Cronaca / Como città
Sabato 09 Luglio 2022
Abusi sulla figlia di soli 4 anni degli amici: condannato per violenza sessuale
Il processo Quattro anni di carcere a carico di un professore universitario Quando la piccola ha raccontato le molestie subite, anche la compagna dell’accusato le ha creduto
I dubbi - procedurali - sollevati dalla Corte di cassazione sulle modalità con cui una bimba di 4 anno - all’epoca dei fatti - è stata sentita nell’ambito di un procedimento per violenza sessuale ai suoi danni, non cambiano la sostanza di una vicenda tanto triste quanto complessa: il professore universitario accusato di aver molestato la piccola è colpevole. E va condannato. La Corte d’appello di Milano ha confermato i 4 anni di reclusione a carico di un uomo di 53 anni, bresciano, finito a processo dopo che una coppia di comaschi lo ha denunciato per gli abusi sessuali sulla loro bambina.

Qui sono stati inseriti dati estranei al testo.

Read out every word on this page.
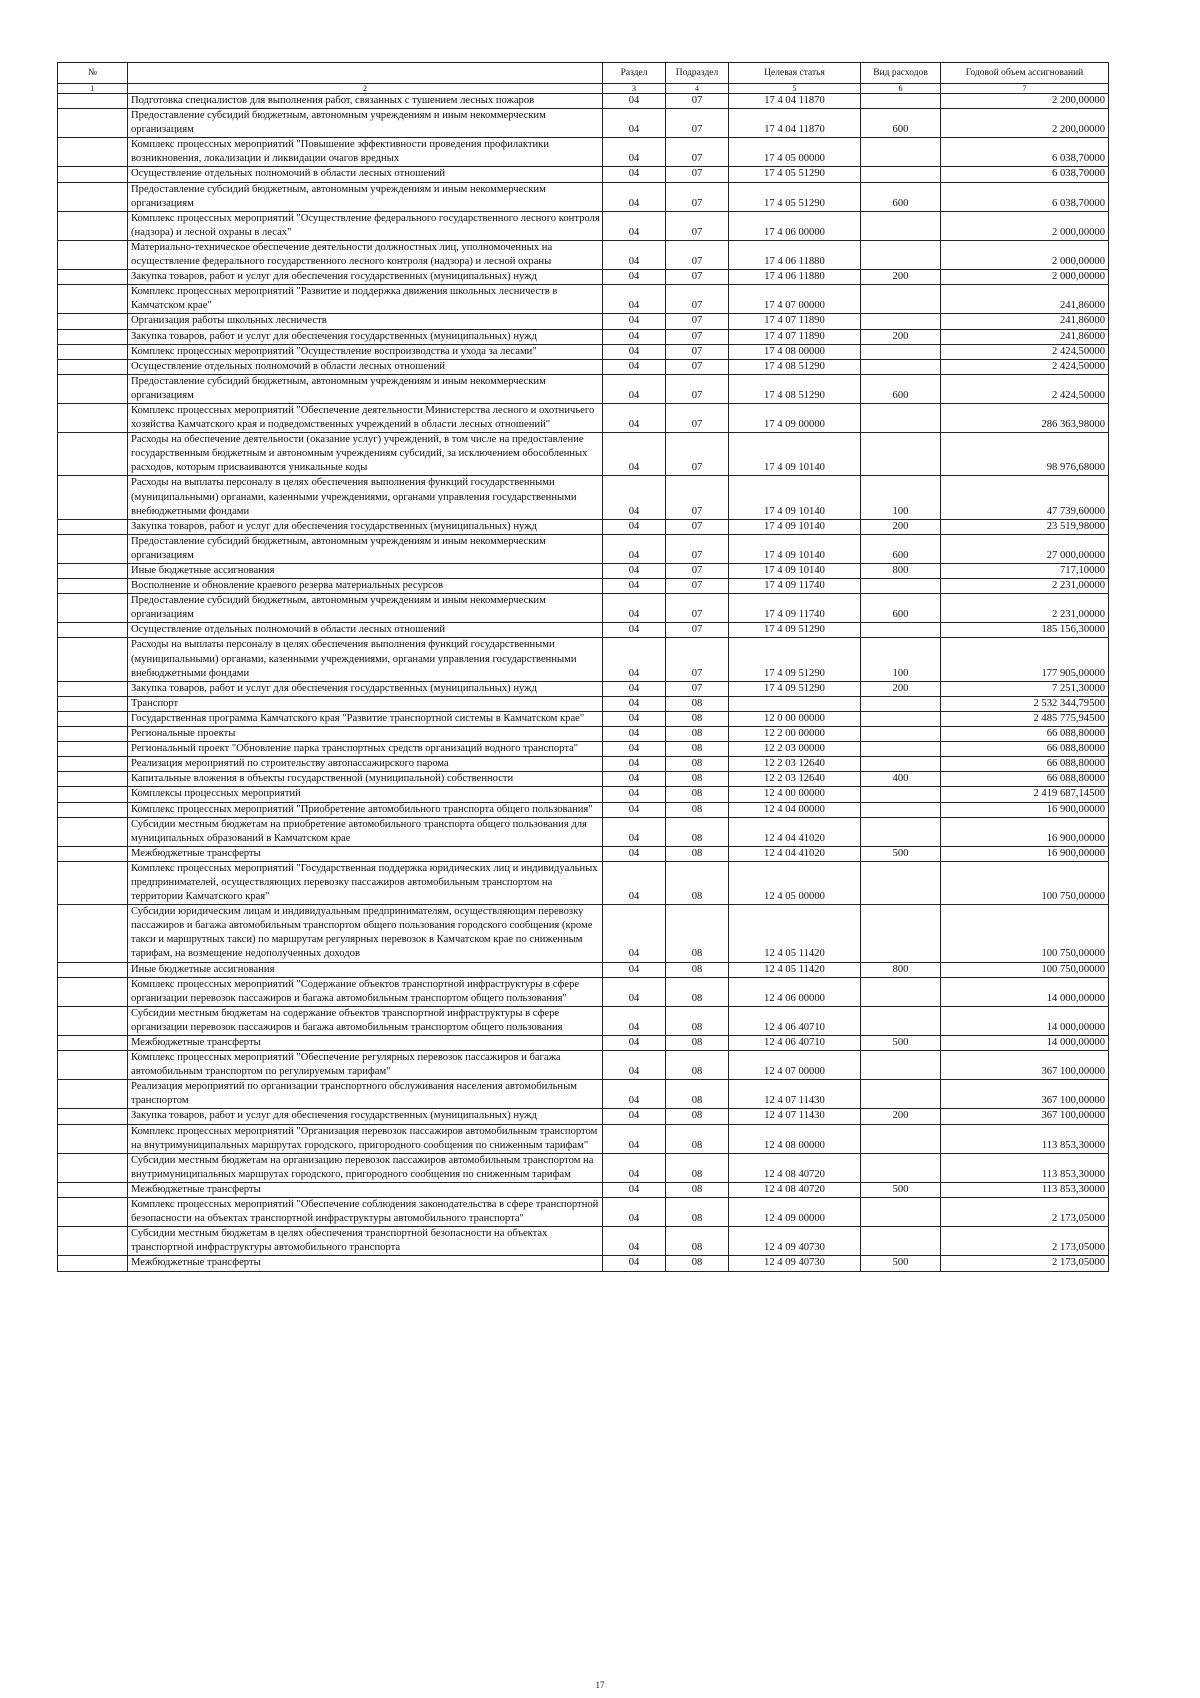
№		Раздел	Подраздел	Целевая статья	Вид расходов	Годовой объем ассигнований
1	2	3	4	5	6	7
	Подготовка специалистов для выполнения работ, связанных с тушением лесных пожаров	04	07	17 4 04 11870		2 200,00000
	Предоставление субсидий бюджетным, автономным учреждениям и иным некоммерческим организациям	04	07	17 4 04 11870	600	2 200,00000
	Комплекс процессных мероприятий "Повышение эффективности проведения профилактики возникновения, локализации и ликвидации очагов вредных	04	07	17 4 05 00000		6 038,70000
	Осуществление отдельных полномочий в области лесных отношений	04	07	17 4 05 51290		6 038,70000
	Предоставление субсидий бюджетным, автономным учреждениям и иным некоммерческим организациям	04	07	17 4 05 51290	600	6 038,70000
	Комплекс процессных мероприятий "Осуществление федерального государственного лесного контроля (надзора) и лесной охраны в лесах"	04	07	17 4 06 00000		2 000,00000
	Материально-техническое обеспечение деятельности должностных лиц, уполномоченных на осуществление федерального государственного лесного контроля (надзора) и лесной охраны	04	07	17 4 06 11880		2 000,00000
	Закупка товаров, работ и услуг для обеспечения государственных (муниципальных) нужд	04	07	17 4 06 11880	200	2 000,00000
	Комплекс процессных мероприятий "Развитие и поддержка движения школьных лесничеств в Камчатском крае"	04	07	17 4 07 00000		241,86000
	Организация работы школьных лесничеств	04	07	17 4 07 11890		241,86000
	Закупка товаров, работ и услуг для обеспечения государственных (муниципальных) нужд	04	07	17 4 07 11890	200	241,86000
	Комплекс процессных мероприятий "Осуществление воспроизводства и ухода за лесами"	04	07	17 4 08 00000		2 424,50000
	Осуществление отдельных полномочий в области лесных отношений	04	07	17 4 08 51290		2 424,50000
	Предоставление субсидий бюджетным, автономным учреждениям и иным некоммерческим организациям	04	07	17 4 08 51290	600	2 424,50000
	Комплекс процессных мероприятий "Обеспечение деятельности Министерства лесного и охотничьего хозяйства Камчатского края и подведомственных учреждений в области лесных отношений"	04	07	17 4 09 00000		286 363,98000
	Расходы на обеспечение деятельности (оказание услуг) учреждений, в том числе на предоставление государственным бюджетным и автономным учреждениям субсидий, за исключением обособленных расходов, которым присваиваются уникальные коды	04	07	17 4 09 10140		98 976,68000
	Расходы на выплаты персоналу в целях обеспечения выполнения функций государственными (муниципальными) органами, казенными учреждениями, органами управления государственными внебюджетными фондами	04	07	17 4 09 10140	100	47 739,60000
	Закупка товаров, работ и услуг для обеспечения государственных (муниципальных) нужд	04	07	17 4 09 10140	200	23 519,98000
	Предоставление субсидий бюджетным, автономным учреждениям и иным некоммерческим организациям	04	07	17 4 09 10140	600	27 000,00000
	Иные бюджетные ассигнования	04	07	17 4 09 10140	800	717,10000
	Восполнение и обновление краевого резерва материальных ресурсов	04	07	17 4 09 11740		2 231,00000
	Предоставление субсидий бюджетным, автономным учреждениям и иным некоммерческим организациям	04	07	17 4 09 11740	600	2 231,00000
	Осуществление отдельных полномочий в области лесных отношений	04	07	17 4 09 51290		185 156,30000
	Расходы на выплаты персоналу в целях обеспечения выполнения функций государственными (муниципальными) органами, казенными учреждениями, органами управления государственными внебюджетными фондами	04	07	17 4 09 51290	100	177 905,00000
	Закупка товаров, работ и услуг для обеспечения государственных (муниципальных) нужд	04	07	17 4 09 51290	200	7 251,30000
	Транспорт	04	08			2 532 344,79500
	Государственная программа Камчатского края "Развитие транспортной системы в Камчатском крае"	04	08	12 0 00 00000		2 485 775,94500
	Региональные проекты	04	08	12 2 00 00000		66 088,80000
	Региональный проект "Обновление парка транспортных средств организаций водного транспорта"	04	08	12 2 03 00000		66 088,80000
	Реализация мероприятий по строительству автопассажирского парома	04	08	12 2 03 12640		66 088,80000
	Капитальные вложения в объекты государственной (муниципальной) собственности	04	08	12 2 03 12640	400	66 088,80000
	Комплексы процессных мероприятий	04	08	12 4 00 00000		2 419 687,14500
	Комплекс процессных мероприятий "Приобретение автомобильного транспорта общего пользования"	04	08	12 4 04 00000		16 900,00000
	Субсидии местным бюджетам на приобретение автомобильного транспорта общего пользования для муниципальных образований в Камчатском крае	04	08	12 4 04 41020		16 900,00000
	Межбюджетные трансферты	04	08	12 4 04 41020	500	16 900,00000
	Комплекс процессных мероприятий "Государственная поддержка юридических лиц и индивидуальных предпринимателей, осуществляющих перевозку пассажиров автомобильным транспортом на территории Камчатского края"	04	08	12 4 05 00000		100 750,00000
	Субсидии юридическим лицам и индивидуальным предпринимателям, осуществляющим перевозку пассажиров и багажа автомобильным транспортом общего пользования городского сообщения (кроме такси и маршрутных такси) по маршрутам регулярных перевозок в Камчатском крае по сниженным тарифам, на возмещение недополученных доходов	04	08	12 4 05 11420		100 750,00000
	Иные бюджетные ассигнования	04	08	12 4 05 11420	800	100 750,00000
	Комплекс процессных мероприятий "Содержание объектов транспортной инфраструктуры в сфере организации перевозок пассажиров и багажа автомобильным транспортом общего пользования"	04	08	12 4 06 00000		14 000,00000
	Субсидии местным бюджетам на содержание объектов транспортной инфраструктуры в сфере организации перевозок пассажиров и багажа автомобильным транспортом общего пользования	04	08	12 4 06 40710		14 000,00000
	Межбюджетные трансферты	04	08	12 4 06 40710	500	14 000,00000
	Комплекс процессных мероприятий "Обеспечение регулярных перевозок пассажиров и багажа автомобильным транспортом по регулируемым тарифам"	04	08	12 4 07 00000		367 100,00000
	Реализация мероприятий по организации транспортного обслуживания населения автомобильным транспортом	04	08	12 4 07 11430		367 100,00000
	Закупка товаров, работ и услуг для обеспечения государственных (муниципальных) нужд	04	08	12 4 07 11430	200	367 100,00000
	Комплекс процессных мероприятий "Организация перевозок пассажиров автомобильным транспортом на внутримуниципальных маршрутах городского, пригородного сообщения по сниженным тарифам"	04	08	12 4 08 00000		113 853,30000
	Субсидии местным бюджетам на организацию перевозок пассажиров автомобильным транспортом на внутримуниципальных маршрутах городского, пригородного сообщения по сниженным тарифам	04	08	12 4 08 40720		113 853,30000
	Межбюджетные трансферты	04	08	12 4 08 40720	500	113 853,30000
	Комплекс процессных мероприятий "Обеспечение соблюдения законодательства в сфере транспортной безопасности на объектах транспортной инфраструктуры автомобильного транспорта"	04	08	12 4 09 00000		2 173,05000
	Субсидии местным бюджетам в целях обеспечения транспортной безопасности на объектах транспортной инфраструктуры автомобильного транспорта	04	08	12 4 09 40730		2 173,05000
	Межбюджетные трансферты	04	08	12 4 09 40730	500	2 173,05000
17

Vicenda complicata e senz’ombra di dubbio difficile, quella che ormai da cinque anni rimbalza per uffici giudiziari. Dal Tribunale di Como - che aveva emesso una sentenza di condanna pesantissima a 7 anni e 8 mesi - ai giudici d’appello di Milano - che avevano confermato la condanna, ma ridotto la pena a 4 anni - alla Corte di Cassazione - che aveva annullato la sentenza - e di nuovo a un’altra sezione della Corte d’appello che ha emesso una sentenza sostanzialmente identica, nell’esito finale, a quella dei colleghi.
Vicenda umana e processuale da risvolti drammatici e incredibili, quella che - con ogni probabilità - tornerà nuovamente sul tavolo della Cassazione. Drammatici, perché di mezzo c’è una bimba di 4 anni che ha raccontato di certe attenzioni ricevute dall’amico di mamma e di papà. Incredibili perché la stessa compagna dell’imputato, amica di vecchia data della mamma della bimba, ha creduto alla denuncia nei confronti dell’uomo con cui aveva condiviso vent’anni di vita. Proprio l’ex compagna del professore è l’involontaria trait d’unione tra l’uomo e la sua vicenda processuale. Perché la coppia inizia a frequentare la famiglia comasca con regolarità, trascorrendo molto spesso anche le vacanze assieme. Una domenica sera di inizio autunno del 2017, però, cambia tutto. La bimba, mentre parla con la mamma, racconta di tre episodi nel corso dei quali l’amico di famiglia l’avrebbe molestata sessualmente. Ovviamente la parola “molestia” non viene mai usata, ma il racconto è tale da tradurre quella ricostruzione in un’accusa di violenza sessuale su minorenni.
I genitori vogliono capire meglio la questione. Fanno passare qualche giorno, poi la mamma decide di confidarsi e di confrontarsi con la sua amica, la compagna di Alari. La quale, nel corso della sua testimonianza in Tribunale a Como, dirà: «La rivelazione pur se mi ha scioccata non l’ho trovata impossibile. Ho subito creduto» al racconto della bimba. Confortata dall’appoggio della donna, la mamma decide di rivolgersi - assieme al marito - alla sezione soggetti deboli della squadra mobile di Como, dove formalizza la denuncia. La perquisizione a casa dell’ingegnere e professore universitario, che nulla sospettava visto che la compagna aveva deciso di non rivelargli le confidenze fatte dall’amica, conduce a un primo riscontro indiretto: i poliziotti trovano sul computer delle fotografie catalogate come “pedopornografiche”.
Viene così disposto l’incidente probatorio, ovvero la bambina viene sentita dal giudice delle indagini preliminari assieme a una psicologa per verificare il suo ricordo o il suo racconto sulle confidenze fatte alla madre mesi prima. Nel corso del quale la piccola non riferisce nulla contro l’amico di mamma e papà e non conferma le molestie subite. Su quell’incidente probatorio la Cassazione ha avuto da ridire, dal punto di vista della procedura più che del contenuto. La condanna in appello viene dunque cancellata, gli atti tornano ai giudici di Milano. Che meno di un anno dopo, però, confermano tutto quanto: il professore è colpevole e merita di essere condannato a 4 anni di reclusione per l’accusa di violenza su una bimba di 4 anni, all’epoca dei fatti. Di certo il caso tornerà di fronte alla Cassazione, una volta che ci saranno le motivazioni della sentenza.